Angela Lansbury Brings the Joy to Blithe Spirit

Angela Lansbury is a living legend of the stage and screen and though she doesn't play the main character in this flawed but enjoyable production of Noel Coward's, her wit, charm and comic timing is more than enough to ensure you leave the theatre smiling.

Photo © Charles Edwards, Angela Lansbury, Janie Dee, Simon Jones and Serena Evans in Blithe Spirit Photo Johan Persson

Angela Lansbury is a living legend of the stage and screen and though she doesn't play the main character in this flawed but enjoyable production of Noel Coward's Blithe Spirit, her wit, charm and comic timing is more than enough to ensure you leave the theatre smiling.

Charles Condomine (Charles Edwards) is a novelist and, largely as a way of doing some research for his new book, he and his wife Ruth (Janie Dee) invite an eccentric medium Madame Arcati (Angela Lansbury) to hold a séance at their house. But what was meant as a bit of harmless fun backfires when Arcati inadvertently summons the ghost of Charles's first wife Elvira (Jemima Rooper) who has been dead for seven years.

Angela Lansbury is the star attraction but there is quality right through the cast. Charles Edwards is excellent as the man stuck between his feuding wives - one dead, one alive. Those who caught him in Strange Interlude or This House, both at the National, or in the Pravda excerpt at the NT50 Anniversary Gala will remember his brilliant comic timing and all of that is on show here again.

Janie Dee also shines as his second wife, Ruth. An Olivier award winning actress, she is perfect as the wife trying to keep up appearances as her husband unravels with the return of his first wife. Her talents really shine with the wonderful Coward dialogue and her delivery is so sharp and punchy that the laughs just roll almost every time she speaks - a wonderful example being, on enquiry where Elvira's ghost is, she gets the biggest laugh of the night for replying with "My husband has driven her into Folkestone."

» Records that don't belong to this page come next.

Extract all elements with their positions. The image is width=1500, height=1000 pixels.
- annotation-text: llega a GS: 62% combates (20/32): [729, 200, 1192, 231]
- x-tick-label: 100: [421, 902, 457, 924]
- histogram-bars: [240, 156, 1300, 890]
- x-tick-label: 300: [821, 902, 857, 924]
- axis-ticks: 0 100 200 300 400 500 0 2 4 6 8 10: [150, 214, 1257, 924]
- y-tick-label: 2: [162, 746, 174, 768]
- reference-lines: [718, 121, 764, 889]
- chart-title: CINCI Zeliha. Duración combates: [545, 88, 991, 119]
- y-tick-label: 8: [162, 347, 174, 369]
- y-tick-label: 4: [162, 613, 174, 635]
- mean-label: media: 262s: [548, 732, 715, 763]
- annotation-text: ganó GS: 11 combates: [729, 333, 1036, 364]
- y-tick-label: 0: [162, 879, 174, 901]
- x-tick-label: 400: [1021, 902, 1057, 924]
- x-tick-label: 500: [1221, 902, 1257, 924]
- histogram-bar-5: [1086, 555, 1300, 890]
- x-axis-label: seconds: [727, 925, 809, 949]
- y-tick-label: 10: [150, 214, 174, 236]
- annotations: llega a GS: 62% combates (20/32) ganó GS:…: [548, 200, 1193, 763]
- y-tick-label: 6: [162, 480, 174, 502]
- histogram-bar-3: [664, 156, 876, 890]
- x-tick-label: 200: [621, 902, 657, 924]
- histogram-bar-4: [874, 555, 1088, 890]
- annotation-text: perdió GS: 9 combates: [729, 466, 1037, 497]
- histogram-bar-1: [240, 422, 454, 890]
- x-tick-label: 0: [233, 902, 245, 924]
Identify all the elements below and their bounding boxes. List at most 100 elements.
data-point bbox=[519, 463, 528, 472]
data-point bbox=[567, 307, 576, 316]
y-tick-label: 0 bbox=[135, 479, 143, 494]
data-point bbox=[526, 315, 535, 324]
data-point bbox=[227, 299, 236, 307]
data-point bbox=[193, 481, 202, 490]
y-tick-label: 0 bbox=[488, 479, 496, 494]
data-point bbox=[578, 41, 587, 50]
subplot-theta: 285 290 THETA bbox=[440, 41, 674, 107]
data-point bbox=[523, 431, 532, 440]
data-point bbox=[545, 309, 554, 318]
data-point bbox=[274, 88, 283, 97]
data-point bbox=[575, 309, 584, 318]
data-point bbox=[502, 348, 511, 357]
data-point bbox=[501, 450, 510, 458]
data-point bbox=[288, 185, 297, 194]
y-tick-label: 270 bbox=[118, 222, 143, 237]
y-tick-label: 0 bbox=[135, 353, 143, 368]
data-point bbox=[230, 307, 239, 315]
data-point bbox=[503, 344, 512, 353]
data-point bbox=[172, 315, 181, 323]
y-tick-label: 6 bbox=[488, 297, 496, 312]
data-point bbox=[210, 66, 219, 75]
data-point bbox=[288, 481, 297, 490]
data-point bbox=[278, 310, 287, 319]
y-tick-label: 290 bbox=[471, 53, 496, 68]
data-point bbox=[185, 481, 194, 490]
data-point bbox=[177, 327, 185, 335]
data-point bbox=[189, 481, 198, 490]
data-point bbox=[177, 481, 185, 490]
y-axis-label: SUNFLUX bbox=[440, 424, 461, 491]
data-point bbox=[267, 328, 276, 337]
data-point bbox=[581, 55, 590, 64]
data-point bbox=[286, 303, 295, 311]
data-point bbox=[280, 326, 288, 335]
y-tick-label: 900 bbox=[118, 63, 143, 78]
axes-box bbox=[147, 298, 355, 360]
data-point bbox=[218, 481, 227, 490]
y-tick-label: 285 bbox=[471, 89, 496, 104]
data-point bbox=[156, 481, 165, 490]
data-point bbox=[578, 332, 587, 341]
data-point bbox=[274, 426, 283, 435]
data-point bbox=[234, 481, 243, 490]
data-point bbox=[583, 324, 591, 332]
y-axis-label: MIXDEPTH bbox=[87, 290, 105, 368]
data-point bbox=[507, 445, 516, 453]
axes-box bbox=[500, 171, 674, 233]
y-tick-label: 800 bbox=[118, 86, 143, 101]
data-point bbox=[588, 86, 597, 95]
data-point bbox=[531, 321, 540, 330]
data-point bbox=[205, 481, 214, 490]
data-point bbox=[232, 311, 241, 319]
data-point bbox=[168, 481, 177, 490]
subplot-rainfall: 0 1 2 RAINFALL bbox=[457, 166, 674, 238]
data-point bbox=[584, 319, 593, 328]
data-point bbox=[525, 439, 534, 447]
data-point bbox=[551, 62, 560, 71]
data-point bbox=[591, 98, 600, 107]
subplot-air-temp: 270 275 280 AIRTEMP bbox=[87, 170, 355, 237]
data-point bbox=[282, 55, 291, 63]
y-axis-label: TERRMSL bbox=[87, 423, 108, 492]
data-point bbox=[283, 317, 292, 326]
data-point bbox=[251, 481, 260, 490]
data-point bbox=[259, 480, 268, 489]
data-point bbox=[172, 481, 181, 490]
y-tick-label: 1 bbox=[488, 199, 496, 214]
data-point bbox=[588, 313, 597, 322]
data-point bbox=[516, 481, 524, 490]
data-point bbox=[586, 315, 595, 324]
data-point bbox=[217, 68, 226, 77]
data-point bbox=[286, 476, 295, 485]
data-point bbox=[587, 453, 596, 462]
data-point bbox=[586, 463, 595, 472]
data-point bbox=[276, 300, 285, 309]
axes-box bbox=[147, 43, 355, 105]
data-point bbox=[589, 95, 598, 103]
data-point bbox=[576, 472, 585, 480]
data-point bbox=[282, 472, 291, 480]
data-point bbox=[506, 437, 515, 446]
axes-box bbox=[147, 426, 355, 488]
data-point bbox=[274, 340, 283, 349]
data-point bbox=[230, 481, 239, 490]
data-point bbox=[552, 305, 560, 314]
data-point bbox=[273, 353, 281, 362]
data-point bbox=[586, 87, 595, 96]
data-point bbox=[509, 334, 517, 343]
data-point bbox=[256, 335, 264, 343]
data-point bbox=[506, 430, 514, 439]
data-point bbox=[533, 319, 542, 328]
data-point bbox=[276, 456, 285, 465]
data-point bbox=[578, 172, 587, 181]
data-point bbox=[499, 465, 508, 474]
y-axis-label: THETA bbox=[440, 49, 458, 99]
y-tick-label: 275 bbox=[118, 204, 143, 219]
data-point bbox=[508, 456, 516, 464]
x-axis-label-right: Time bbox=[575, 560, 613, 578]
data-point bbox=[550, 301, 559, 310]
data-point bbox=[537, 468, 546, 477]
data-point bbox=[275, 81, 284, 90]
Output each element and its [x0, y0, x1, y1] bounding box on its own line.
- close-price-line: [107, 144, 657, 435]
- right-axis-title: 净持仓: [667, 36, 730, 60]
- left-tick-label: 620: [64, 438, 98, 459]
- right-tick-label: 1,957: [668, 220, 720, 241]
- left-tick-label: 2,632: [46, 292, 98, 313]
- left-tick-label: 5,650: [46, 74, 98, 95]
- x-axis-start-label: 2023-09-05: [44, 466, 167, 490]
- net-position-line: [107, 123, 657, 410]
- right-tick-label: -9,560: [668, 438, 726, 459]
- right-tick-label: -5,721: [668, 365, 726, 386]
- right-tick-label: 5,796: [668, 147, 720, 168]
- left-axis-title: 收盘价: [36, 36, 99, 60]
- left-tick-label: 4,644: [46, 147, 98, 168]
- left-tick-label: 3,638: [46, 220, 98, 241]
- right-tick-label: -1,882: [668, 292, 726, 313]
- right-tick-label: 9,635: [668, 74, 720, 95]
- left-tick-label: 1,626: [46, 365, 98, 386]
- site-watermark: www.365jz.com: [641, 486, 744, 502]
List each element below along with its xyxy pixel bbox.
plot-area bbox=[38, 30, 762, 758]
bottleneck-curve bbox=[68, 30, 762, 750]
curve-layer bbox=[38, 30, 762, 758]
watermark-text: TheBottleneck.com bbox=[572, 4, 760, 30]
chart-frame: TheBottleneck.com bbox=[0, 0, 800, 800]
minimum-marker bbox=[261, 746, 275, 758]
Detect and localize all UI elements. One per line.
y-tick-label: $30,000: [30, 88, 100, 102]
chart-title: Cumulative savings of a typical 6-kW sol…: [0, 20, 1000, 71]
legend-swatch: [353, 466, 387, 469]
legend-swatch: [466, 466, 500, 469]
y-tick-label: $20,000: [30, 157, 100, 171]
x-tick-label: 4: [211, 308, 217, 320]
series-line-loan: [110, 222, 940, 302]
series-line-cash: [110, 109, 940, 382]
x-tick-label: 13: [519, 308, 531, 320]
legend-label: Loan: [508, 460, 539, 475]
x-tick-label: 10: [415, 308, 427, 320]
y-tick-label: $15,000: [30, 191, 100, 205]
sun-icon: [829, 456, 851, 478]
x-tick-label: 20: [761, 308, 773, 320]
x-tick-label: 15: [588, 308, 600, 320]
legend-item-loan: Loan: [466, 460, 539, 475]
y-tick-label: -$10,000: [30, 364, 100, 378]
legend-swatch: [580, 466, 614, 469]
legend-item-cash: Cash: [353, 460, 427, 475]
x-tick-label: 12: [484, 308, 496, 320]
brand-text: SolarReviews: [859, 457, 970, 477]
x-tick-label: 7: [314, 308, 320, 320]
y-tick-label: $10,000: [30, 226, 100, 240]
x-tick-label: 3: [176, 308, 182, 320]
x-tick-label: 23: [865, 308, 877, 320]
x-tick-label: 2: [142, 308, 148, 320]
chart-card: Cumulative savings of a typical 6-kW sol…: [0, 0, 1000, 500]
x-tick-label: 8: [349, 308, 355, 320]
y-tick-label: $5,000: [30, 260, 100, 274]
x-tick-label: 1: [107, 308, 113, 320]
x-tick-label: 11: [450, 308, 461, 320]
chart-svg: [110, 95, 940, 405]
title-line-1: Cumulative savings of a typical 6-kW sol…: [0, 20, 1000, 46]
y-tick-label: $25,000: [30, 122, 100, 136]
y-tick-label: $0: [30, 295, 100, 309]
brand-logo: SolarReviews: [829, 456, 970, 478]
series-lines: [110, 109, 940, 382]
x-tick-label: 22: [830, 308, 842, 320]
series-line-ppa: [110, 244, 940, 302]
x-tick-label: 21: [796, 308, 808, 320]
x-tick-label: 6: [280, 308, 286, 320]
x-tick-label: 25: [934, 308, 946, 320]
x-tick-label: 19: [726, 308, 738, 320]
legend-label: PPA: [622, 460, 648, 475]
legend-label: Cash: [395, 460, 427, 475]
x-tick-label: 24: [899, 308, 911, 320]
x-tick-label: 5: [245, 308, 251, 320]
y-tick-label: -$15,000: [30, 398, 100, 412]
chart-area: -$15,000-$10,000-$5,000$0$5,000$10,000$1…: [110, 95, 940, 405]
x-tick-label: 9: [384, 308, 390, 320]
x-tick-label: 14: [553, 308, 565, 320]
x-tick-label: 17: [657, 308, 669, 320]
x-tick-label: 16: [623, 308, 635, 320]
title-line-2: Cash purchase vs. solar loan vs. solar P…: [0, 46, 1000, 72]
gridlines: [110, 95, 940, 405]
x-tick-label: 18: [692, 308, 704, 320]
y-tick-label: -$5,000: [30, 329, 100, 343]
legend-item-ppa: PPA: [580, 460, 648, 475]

The play itself is showing its age however. Its politics seem quite borderline in this day and age. A comedy about a man desperately trying to escape his nagging and controlling ex-wives may sound like the start of a bad Les Dawson joke but Noel Coward's dialogue is sharp enough and witty enough to just about keep this comedy out of a gender minefield.

The set design is also a little jarring. The contemporary interior with its modern art, Laura Ashley sofas and John Lewis cushions doesn't sit well with the 1940s dialogue, delivery style and costumes.

But all of this, I suppose, is a little irrelevant given that this show comes across as little more than a vehicle for Angela Lansbury. Certainly her every move was greeted with adoration from the audience. As soon as she stepped onto the stage, the crowd, in a very un-British display of adoration, gave Lansbury a rapturous round of applause even before she'd said a word.

But there's no doubt that the legend delivers. Angela Lansbury's performance as the eccentric Madame Arcati is spot on. Her melodramatic trances and sprightly, peculiar dancing are all played for laughs but she plays Arcati completely straight, as a woman who completely believes in her talents. Others have played Arcati as a woman who knows she's a fraud but not Lansbury - in her hands, the decision to play as a woman who believes unequivocally in her talents plays off handsomely.

Blithe Spirit isn't Coward's best and this production wasn't without its flaws but the audience all left full of smiles having seen the woman they all came to see and it's hard to knock that. It's not ground-breaking or challenging but Blithe Spirit is a warm, feel-good piece of theatre.